U.S. Mortgage Rates Edge Up, Fueling Buyer Hesitancy in Cooling Housing Market
ICARO Media Group
In a recent report by mortgage finance agency Freddie Mac, it was revealed that the average rate on the popular 30-year fixed-rate mortgage in the United States reached 6.78% for the week ending July 25. Despite still remaining half a percentage point below its earlier peak this year, the slight increase from the previous week's rate of 6.77% has left prospective buyers uncertain, contributing to a slowdown in the housing market.
Chief Economist of Freddie Mac, Sam Khater, expressed concern over the continued hesitation from buyers, stating, "Despite these lower rates, buyers continue to pause, as reflected in tumbling new and existing home sales data." This sentiment is supported by recent data released by the National Association of Realtors, which reported a 5.4% decline in existing home sales for the month of June, marking the fourth consecutive monthly drop and the slowest rate since December.
One of the factors contributing to the apprehension among buyers is the reluctance of many current homeowners to sell their properties purchased with lower mortgage rates, as purchasing a new home would likely mean assuming a higher rate mortgage.
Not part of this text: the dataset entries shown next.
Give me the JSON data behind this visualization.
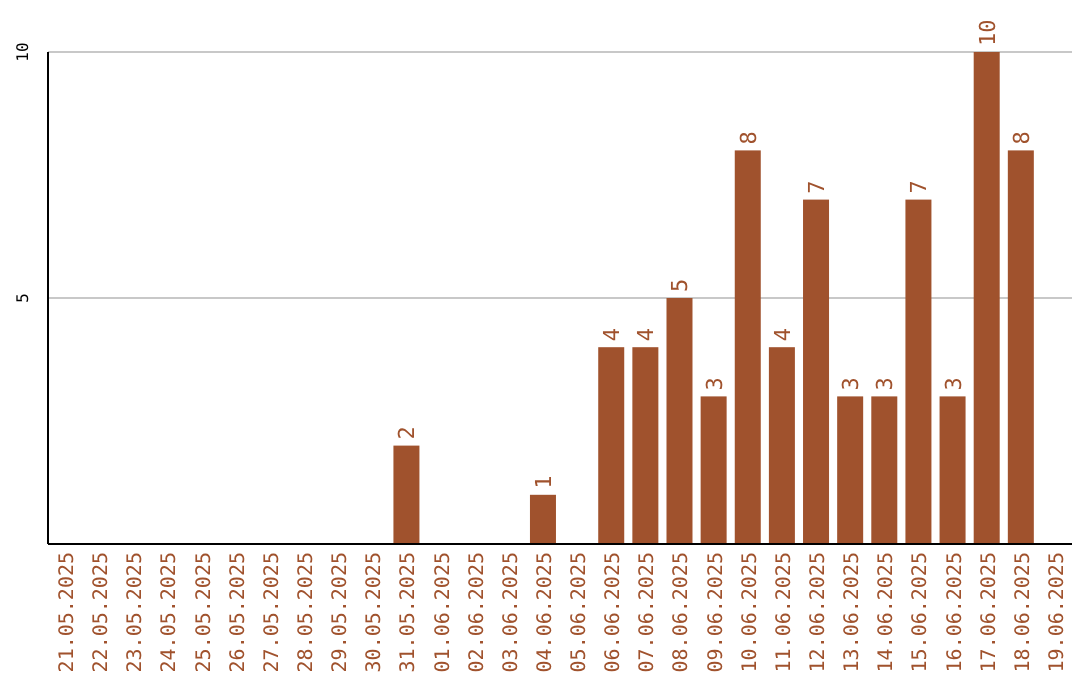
{
  "chart_data": {
    "type": "bar",
    "categories": [
      "21.05.2025",
      "22.05.2025",
      "23.05.2025",
      "24.05.2025",
      "25.05.2025",
      "26.05.2025",
      "27.05.2025",
      "28.05.2025",
      "29.05.2025",
      "30.05.2025",
      "31.05.2025",
      "01.06.2025",
      "02.06.2025",
      "03.06.2025",
      "04.06.2025",
      "05.06.2025",
      "06.06.2025",
      "07.06.2025",
      "08.06.2025",
      "09.06.2025",
      "10.06.2025",
      "11.06.2025",
      "12.06.2025",
      "13.06.2025",
      "14.06.2025",
      "15.06.2025",
      "16.06.2025",
      "17.06.2025",
      "18.06.2025",
      "19.06.2025"
    ],
    "values": [
      0,
      0,
      0,
      0,
      0,
      0,
      0,
      0,
      0,
      0,
      2,
      0,
      0,
      0,
      1,
      0,
      4,
      4,
      5,
      3,
      8,
      4,
      7,
      3,
      3,
      7,
      3,
      10,
      8,
      0
    ],
    "value_labels": [
      null,
      null,
      null,
      null,
      null,
      null,
      null,
      null,
      null,
      null,
      "2",
      null,
      null,
      null,
      "1",
      null,
      "4",
      "4",
      "5",
      "3",
      "8",
      "4",
      "7",
      "3",
      "3",
      "7",
      "3",
      "10",
      "8",
      null
    ],
    "color": "#a0522d",
    "ylim": [
      0,
      10
    ],
    "yticks": [
      5,
      10
    ],
    "grid": "y"
  }
}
As a result, housing inventory has seen a significant increase, reaching the highest level in nearly four years. Chief Economist Lawrence Yun of the National Association of Realtors noted, "We're seeing a slow shift from a seller's market to a buyer's market."
While sellers may be pleased by the demand for their homes, prospective buyers like Gaurav Khanna, an economics professor at the University of California at San Diego, express concern about engaging in bidding wars. "As a seller, I am glad that people want to buy my house, but as a buyer I am concerned about the fact that we will be getting into bidding wars," said Khanna.
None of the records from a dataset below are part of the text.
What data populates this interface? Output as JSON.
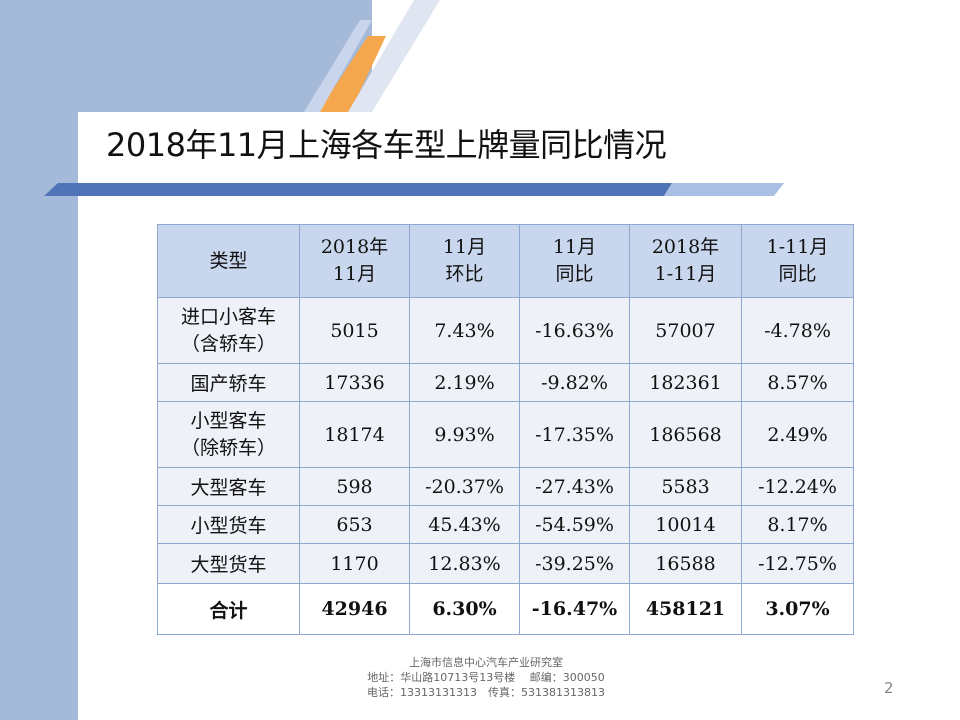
{
  "title": "2018年11月上海各车型上牌量同比情况",
  "table": {
    "headers": [
      {
        "line1": "类型",
        "line2": ""
      },
      {
        "line1": "2018年",
        "line2": "11月"
      },
      {
        "line1": "11月",
        "line2": "环比"
      },
      {
        "line1": "11月",
        "line2": "同比"
      },
      {
        "line1": "2018年",
        "line2": "1-11月"
      },
      {
        "line1": "1-11月",
        "line2": "同比"
      }
    ],
    "rows": [
      {
        "label1": "进口小客车",
        "label2": "（含轿车）",
        "nov": "5015",
        "mom": "7.43%",
        "yoy": "-16.63%",
        "ytd": "57007",
        "ytd_yoy": "-4.78%"
      },
      {
        "label1": "国产轿车",
        "label2": "",
        "nov": "17336",
        "mom": "2.19%",
        "yoy": "-9.82%",
        "ytd": "182361",
        "ytd_yoy": "8.57%"
      },
      {
        "label1": "小型客车",
        "label2": "（除轿车）",
        "nov": "18174",
        "mom": "9.93%",
        "yoy": "-17.35%",
        "ytd": "186568",
        "ytd_yoy": "2.49%"
      },
      {
        "label1": "大型客车",
        "label2": "",
        "nov": "598",
        "mom": "-20.37%",
        "yoy": "-27.43%",
        "ytd": "5583",
        "ytd_yoy": "-12.24%"
      },
      {
        "label1": "小型货车",
        "label2": "",
        "nov": "653",
        "mom": "45.43%",
        "yoy": "-54.59%",
        "ytd": "10014",
        "ytd_yoy": "8.17%"
      },
      {
        "label1": "大型货车",
        "label2": "",
        "nov": "1170",
        "mom": "12.83%",
        "yoy": "-39.25%",
        "ytd": "16588",
        "ytd_yoy": "-12.75%"
      }
    ],
    "total": {
      "label": "合计",
      "nov": "42946",
      "mom": "6.30%",
      "yoy": "-16.47%",
      "ytd": "458121",
      "ytd_yoy": "3.07%"
    }
  },
  "footer": {
    "line1": "上海市信息中心汽车产业研究室",
    "line2": "地址：华山路10713号13号楼　 邮编：300050",
    "line3": "电话：13313131313　传真：531381313813"
  },
  "page_number": "2",
  "colors": {
    "panel": "#a5b9d8",
    "accent_orange": "#f4a74c",
    "title_bar_blue": "#4f74b8",
    "header_fill": "#c9d7ee",
    "body_fill": "#eef1f7",
    "border": "#8fa8cf"
  }
}
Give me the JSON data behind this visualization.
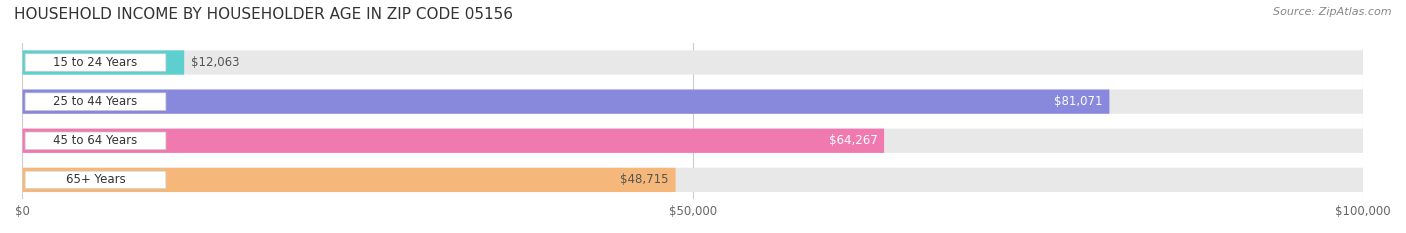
{
  "title": "HOUSEHOLD INCOME BY HOUSEHOLDER AGE IN ZIP CODE 05156",
  "source": "Source: ZipAtlas.com",
  "categories": [
    "15 to 24 Years",
    "25 to 44 Years",
    "45 to 64 Years",
    "65+ Years"
  ],
  "values": [
    12063,
    81071,
    64267,
    48715
  ],
  "labels": [
    "$12,063",
    "$81,071",
    "$64,267",
    "$48,715"
  ],
  "bar_colors": [
    "#5ecfcf",
    "#8888dd",
    "#f07ab0",
    "#f5b87a"
  ],
  "bar_bg_color": "#f0f0f0",
  "label_colors": [
    "#555555",
    "#ffffff",
    "#ffffff",
    "#555555"
  ],
  "xlim": [
    0,
    100000
  ],
  "xticks": [
    0,
    50000,
    100000
  ],
  "xticklabels": [
    "$0",
    "$50,000",
    "$100,000"
  ],
  "background_color": "#ffffff",
  "title_fontsize": 11,
  "source_fontsize": 8,
  "bar_height": 0.62,
  "bar_gap": 0.18
}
In addition to buyer hesitancy, another obstacle affecting housing affordability is the rise in homeowners' insurance premiums. However, economists anticipate that home borrowing costs will ease later in the year as the Federal Reserve plans to implement interest rate cuts amidst easing inflation. This potential shift in interest rates may provide some relief for buyers and stimulate activity in the housing market.
As the housing market enters a period of cooling, buyers remain cautious in the face of rising mortgage rates. With a growing housing inventory and an uncertain economic outlook, the dynamics between buyers and sellers are continuing to evolve, shaping a shift from a seller's market to a potential buyer's market.